On Tue, December 1, 2015 1:41 pm, John Thurston wrote:
On 12/1/2015 11:51 AM, J.C. Cleaver wrote:
On Tue, December 1, 2015 9:32 am, John Thurston wrote:
*snip*
In this occurrence, it does not appear to be related to a "drop"
message. My last recorded "drop" was at 20151103-0846 and the alert
process didn't start logging "which is not defined" until 20151120-0007
Hmm. Okay, that does change things slightly. Fortunately, that means
it's
probably specifically caused by drops per se. Were there any other
errors
that occurred with other components around this time?
I have several instances of "Oversize status msg from " in the
xymond.log, but those are appearing six hours before the bad behavior
appeared in xymon_alert. I have difficulty believing they are related.
Ack. Yeah, that should have been 'NOT specifically' :)
Perhaps the system
being low enough on memory that some re-allocations might have failed?
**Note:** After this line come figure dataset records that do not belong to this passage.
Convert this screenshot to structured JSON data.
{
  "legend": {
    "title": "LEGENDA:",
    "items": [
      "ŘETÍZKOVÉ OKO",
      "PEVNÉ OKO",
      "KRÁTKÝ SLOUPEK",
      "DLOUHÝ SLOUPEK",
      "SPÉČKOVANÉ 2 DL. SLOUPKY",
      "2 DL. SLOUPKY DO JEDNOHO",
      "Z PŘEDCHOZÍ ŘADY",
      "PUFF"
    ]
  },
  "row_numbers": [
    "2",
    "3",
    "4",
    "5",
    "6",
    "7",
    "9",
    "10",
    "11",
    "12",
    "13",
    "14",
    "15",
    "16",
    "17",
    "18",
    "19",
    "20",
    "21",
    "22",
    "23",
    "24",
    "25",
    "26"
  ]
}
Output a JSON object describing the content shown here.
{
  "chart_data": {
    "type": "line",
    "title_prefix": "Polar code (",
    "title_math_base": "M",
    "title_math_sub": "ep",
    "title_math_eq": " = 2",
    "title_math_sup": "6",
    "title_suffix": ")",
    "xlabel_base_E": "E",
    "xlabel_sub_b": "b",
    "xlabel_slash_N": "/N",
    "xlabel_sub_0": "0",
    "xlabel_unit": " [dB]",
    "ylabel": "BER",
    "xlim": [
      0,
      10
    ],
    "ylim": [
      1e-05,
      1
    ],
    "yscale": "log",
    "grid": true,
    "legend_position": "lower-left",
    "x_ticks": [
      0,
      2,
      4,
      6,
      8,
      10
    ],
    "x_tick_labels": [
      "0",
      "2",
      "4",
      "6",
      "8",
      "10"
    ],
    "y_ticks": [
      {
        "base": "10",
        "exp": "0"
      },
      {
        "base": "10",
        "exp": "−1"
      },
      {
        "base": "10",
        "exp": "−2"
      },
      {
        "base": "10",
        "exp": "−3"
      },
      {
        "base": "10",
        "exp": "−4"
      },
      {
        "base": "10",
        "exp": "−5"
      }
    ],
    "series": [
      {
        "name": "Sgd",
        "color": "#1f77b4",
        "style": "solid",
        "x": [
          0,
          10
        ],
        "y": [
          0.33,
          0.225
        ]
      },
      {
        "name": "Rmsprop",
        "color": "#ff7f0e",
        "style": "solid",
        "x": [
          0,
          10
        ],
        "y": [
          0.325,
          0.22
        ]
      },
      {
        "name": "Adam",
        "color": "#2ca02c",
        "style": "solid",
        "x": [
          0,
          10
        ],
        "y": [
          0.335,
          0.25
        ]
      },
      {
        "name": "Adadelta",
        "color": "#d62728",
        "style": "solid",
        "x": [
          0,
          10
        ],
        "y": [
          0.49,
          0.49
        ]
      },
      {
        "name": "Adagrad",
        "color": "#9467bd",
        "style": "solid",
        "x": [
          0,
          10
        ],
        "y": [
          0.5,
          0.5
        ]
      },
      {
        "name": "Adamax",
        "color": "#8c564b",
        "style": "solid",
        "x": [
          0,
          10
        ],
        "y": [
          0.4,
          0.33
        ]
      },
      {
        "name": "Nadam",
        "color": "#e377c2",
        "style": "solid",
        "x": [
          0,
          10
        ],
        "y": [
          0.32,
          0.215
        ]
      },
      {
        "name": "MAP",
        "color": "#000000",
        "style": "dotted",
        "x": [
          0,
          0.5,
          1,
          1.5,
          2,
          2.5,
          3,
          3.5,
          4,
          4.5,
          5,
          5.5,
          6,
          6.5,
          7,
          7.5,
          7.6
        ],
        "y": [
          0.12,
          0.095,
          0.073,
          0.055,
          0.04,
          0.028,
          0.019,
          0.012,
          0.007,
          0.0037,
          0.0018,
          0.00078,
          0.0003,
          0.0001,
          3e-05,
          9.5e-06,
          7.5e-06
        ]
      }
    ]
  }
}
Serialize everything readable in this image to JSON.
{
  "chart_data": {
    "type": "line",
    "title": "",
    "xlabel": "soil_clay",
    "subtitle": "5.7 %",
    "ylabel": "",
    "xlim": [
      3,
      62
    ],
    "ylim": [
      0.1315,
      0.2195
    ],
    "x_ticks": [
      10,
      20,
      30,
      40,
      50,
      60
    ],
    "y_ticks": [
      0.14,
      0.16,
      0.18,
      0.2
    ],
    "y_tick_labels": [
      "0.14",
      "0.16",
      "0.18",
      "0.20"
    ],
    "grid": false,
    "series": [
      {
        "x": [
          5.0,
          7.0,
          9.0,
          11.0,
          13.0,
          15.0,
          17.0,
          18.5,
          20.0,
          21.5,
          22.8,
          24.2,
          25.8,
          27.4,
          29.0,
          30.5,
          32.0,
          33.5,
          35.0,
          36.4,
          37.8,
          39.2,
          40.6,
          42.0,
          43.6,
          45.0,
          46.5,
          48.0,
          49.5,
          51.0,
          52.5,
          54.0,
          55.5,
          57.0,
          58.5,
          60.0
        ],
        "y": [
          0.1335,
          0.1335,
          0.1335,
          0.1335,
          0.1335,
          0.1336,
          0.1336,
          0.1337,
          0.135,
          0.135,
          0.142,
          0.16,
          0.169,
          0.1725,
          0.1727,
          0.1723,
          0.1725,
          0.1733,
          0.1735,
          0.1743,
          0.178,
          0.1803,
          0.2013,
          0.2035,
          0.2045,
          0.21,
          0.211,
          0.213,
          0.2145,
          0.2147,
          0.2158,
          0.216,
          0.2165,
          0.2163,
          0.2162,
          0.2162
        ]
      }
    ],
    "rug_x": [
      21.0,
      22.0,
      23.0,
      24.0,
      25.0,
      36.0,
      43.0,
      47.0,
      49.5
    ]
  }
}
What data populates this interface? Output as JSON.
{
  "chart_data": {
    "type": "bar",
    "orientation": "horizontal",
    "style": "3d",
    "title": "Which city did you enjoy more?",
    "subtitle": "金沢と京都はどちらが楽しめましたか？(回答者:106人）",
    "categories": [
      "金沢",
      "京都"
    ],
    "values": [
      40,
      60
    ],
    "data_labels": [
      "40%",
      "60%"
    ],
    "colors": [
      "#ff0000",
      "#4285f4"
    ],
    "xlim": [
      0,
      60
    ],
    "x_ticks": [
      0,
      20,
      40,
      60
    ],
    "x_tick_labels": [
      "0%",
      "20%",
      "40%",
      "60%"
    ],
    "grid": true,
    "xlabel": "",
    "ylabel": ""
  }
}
I think this is unlikely. The system has 256GB of RAM, and there are no
memory caps placed on the non-global zone in which xymon is running. I
don't have information of its size on Nov 20, but today it using about
400MB of RAM. All of the zones on the system are consuming less than
10GB of the 256GB and it wouldn't have been significantly different a
few weeks ago.
I've been doing some 'drops' today to try to break it, but haven't
succeeded. I'll continue to beat on it and see if I can find a
repeatable failure scenario.
fwiw, this is under 4.3.22
Hmm.
This is an area where it's possible that glibc/NULL issues might be
causing subtle things too. I could easily see the btree getting hosed by
tree re-insertion of a key we weren't really expecting.
-jc